The case for an acceptable risk that the applicant will appear in court, should he be released, is strongly driven by the restrictive surety plan described in the evidence in the record filed, the electronic bracelet option and the home alarm factor, all in light of an individual with family and history here in Canada from 2012 to the present. It is further augmented by three sureties prepared, on the basis of their affidavits and the evidence of two of the proposed sureties, to enforce a near house arrest supervision. Standing against this are significant factors which make flight more than speculative:
The applicant has no assets here, is unable to lawfully work, and has pending deportation proceedings;
The applicant’s tenure in Canada in the neighborhood of approximately three years is not substantial. Neither he, nor his family, are Canadian citizens;
The applicant was prepared to evade a court order in 2011 in the United States and to have his family and country of residence for 23 years left behind when only facing the prospect of a 10-month sentence, a shorter period of incarceration than now faced for which no defences on the current record have an air of reality;
The applicant and his wife have family in Portugal; he has Portuguese citizenship; and Portugal, his choice of a refuge when he fled from a 10-month sentence, does not extradite its own citizens;
The applicant has demonstrated dishonesty before in terms of his 2009 tax evasion crime and his work here in 2015 in Canada without an authorized work permit. While the sureties are undoubtedly well-meaning, they do not have a depth of friendship and knowledge respecting the applicant which inspires confidence despite their proffered pledges.
Electronic monitoring has its own limitations, as discussed in some of the Authorities in the Respondent’s casebook, and in R. v. Kahsay 2015, ONSC 1775, at paras. 47-56, 61, 63, 69 and 94; and in R. v. Obi 2015, ONSC 3716, at paras. 34-36.
On the totality of the evidence, the likelihood of the applicant seeking to flee would involve him, I am satisfied, in an effort to defeat the release plan proposed. On balance, it cannot be said that the applicant has discharged the onus that if released, he would appear for court.
The tertiary ground, on the record here, also has not been satisfied, in my view. Release of the applicant would erode the public’s confidence in the administration of the bail system and the criminal justice system more broadly.

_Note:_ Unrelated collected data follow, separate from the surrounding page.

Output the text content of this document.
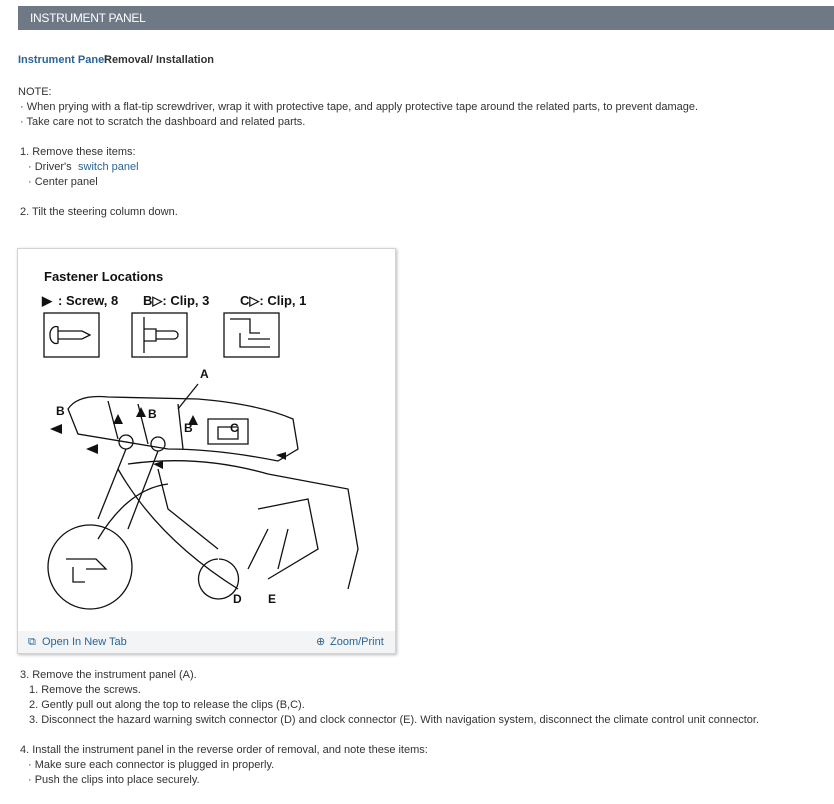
INSTRUMENT PANEL
Instrument Panel
Removal/ Installation
NOTE:
· When prying with a flat-tip screwdriver, wrap it with protective tape, and apply protective tape around the related parts, to prevent damage.
· Take care not to scratch the dashboard and related parts.
1. Remove these items:
· Driver's switch panel
· Center panel
2. Tilt the steering column down.
Fastener Locations
▶ : Screw, 8 B▷: Clip, 3 C▷: Clip, 1
A
B	B
B	C
D E
⧉ Open In New Tab	⊕ Zoom/Print
3. Remove the instrument panel (A).
1. Remove the screws.
2. Gently pull out along the top to release the clips (B,C).
3. Disconnect the hazard warning switch connector (D) and clock connector (E). With navigation system, disconnect the climate control unit connector.
4. Install the instrument panel in the reverse order of removal, and note these items:
· Make sure each connector is plugged in properly.
· Push the clips into place securely.
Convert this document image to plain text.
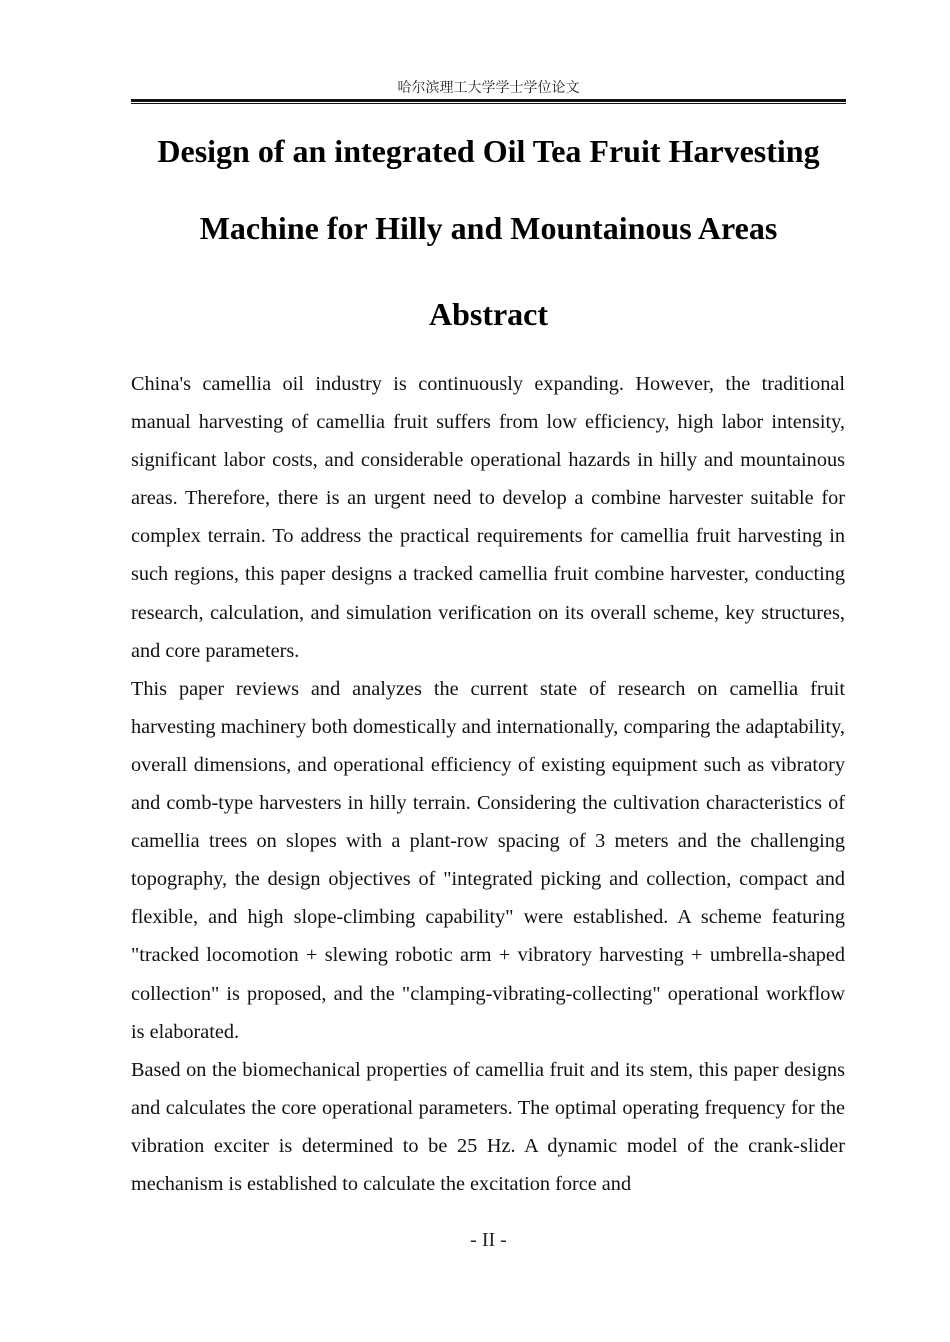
哈尔滨理工大学学士学位论文
Design of an integrated Oil Tea Fruit Harvesting
Machine for Hilly and Mountainous Areas
Abstract

China's camellia oil industry is continuously expanding. However, the traditional manual harvesting of camellia fruit suffers from low efficiency, high labor intensity, significant labor costs, and considerable operational hazards in hilly and mountainous areas. Therefore, there is an urgent need to develop a combine harvester suitable for complex terrain. To address the practical requirements for camellia fruit harvesting in such regions, this paper designs a tracked camellia fruit combine harvester, conducting research, calculation, and simulation verification on its overall scheme, key structures, and core parameters.

This paper reviews and analyzes the current state of research on camellia fruit harvesting machinery both domestically and internationally, comparing the adaptability, overall dimensions, and operational efficiency of existing equipment such as vibratory and comb-type harvesters in hilly terrain. Considering the cultivation characteristics of camellia trees on slopes with a plant-row spacing of 3 meters and the challenging topography, the design objectives of "integrated picking and collection, compact and flexible, and high slope-climbing capability" were established. A scheme featuring "tracked locomotion + slewing robotic arm + vibratory harvesting + umbrella-shaped collection" is proposed, and the "clamping-vibrating-collecting" operational workflow is elaborated.

Based on the biomechanical properties of camellia fruit and its stem, this paper designs and calculates the core operational parameters. The optimal operating frequency for the vibration exciter is determined to be 25 Hz. A dynamic model of the crank-slider mechanism is established to calculate the excitation force and

- II -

The applicant is facing sentence for the 2009 conviction and is also facing an indictment for the failure to surrender. He is a fugitive from a lawfully imposed sentence in the United States and the circumstances of his failure to surrender were to defeat serving that sentence. He is potentially subject in the United States to a penitentiary-equivalent sentence.
I also note the expectations in the extradition context of our international partners expecting that sentences lawfully imposed in their jurisdiction will ultimately be served.

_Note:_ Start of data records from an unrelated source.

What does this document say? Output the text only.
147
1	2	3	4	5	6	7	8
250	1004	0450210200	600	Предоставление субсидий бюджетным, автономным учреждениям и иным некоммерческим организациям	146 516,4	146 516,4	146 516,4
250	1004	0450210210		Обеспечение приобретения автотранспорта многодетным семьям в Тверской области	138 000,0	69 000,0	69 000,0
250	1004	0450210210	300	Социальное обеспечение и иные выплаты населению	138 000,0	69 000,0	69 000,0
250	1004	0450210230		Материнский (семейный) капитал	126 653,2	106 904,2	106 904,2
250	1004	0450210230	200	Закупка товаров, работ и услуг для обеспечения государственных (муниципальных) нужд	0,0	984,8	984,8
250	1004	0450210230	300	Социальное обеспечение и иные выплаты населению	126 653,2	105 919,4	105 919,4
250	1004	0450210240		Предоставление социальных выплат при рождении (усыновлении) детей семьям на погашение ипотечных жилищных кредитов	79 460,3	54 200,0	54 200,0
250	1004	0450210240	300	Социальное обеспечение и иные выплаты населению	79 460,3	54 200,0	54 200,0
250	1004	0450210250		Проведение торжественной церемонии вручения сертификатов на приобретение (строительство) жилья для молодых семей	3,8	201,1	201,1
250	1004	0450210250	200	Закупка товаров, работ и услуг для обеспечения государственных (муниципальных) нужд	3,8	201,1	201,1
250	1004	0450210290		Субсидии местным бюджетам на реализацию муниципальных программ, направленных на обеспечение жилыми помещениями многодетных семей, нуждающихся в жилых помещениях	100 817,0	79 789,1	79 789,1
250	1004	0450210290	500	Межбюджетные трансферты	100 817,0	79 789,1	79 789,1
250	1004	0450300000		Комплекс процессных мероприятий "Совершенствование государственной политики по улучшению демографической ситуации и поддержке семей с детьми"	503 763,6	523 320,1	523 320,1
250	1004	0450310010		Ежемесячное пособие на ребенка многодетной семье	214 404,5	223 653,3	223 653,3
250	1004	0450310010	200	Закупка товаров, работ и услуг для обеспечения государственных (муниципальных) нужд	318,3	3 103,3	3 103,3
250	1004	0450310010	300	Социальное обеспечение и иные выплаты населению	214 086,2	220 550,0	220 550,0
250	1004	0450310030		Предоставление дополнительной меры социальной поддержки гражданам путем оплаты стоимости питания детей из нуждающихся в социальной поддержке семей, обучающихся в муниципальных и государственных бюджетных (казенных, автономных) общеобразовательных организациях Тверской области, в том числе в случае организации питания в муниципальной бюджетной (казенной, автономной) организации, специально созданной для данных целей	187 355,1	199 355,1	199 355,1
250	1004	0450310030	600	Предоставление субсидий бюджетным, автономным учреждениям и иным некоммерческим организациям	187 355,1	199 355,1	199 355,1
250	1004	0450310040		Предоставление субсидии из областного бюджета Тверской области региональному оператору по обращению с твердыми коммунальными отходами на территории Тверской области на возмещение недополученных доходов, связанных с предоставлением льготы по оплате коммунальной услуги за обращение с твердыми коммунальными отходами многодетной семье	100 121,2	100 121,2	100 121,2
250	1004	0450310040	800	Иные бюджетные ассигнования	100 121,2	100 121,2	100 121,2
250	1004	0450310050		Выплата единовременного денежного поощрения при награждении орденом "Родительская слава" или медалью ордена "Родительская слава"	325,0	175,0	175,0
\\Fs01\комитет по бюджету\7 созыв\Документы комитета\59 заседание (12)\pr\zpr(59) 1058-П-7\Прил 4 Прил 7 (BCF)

It is important to note as well, in talking about the tertiary ground, that extradition proceedings are meant to be expeditious and to facilitate prompt compliance with Canada’s treaty obligations. (See United States v. Dynar, 1997 CanLII 359 (SCC), [1997] 2 S.C.R. 462, at para. 122; France v. Diab 2014, ONCA 374 at para. 37 (leave to appeal refused), [2014] S.C.C.A. No. 317).
Accordingly, on both the primary and the tertiary grounds, I am not satisfied that the applicant has not discharged the onus of demonstrating on balance that his continued detention is no longer necessary.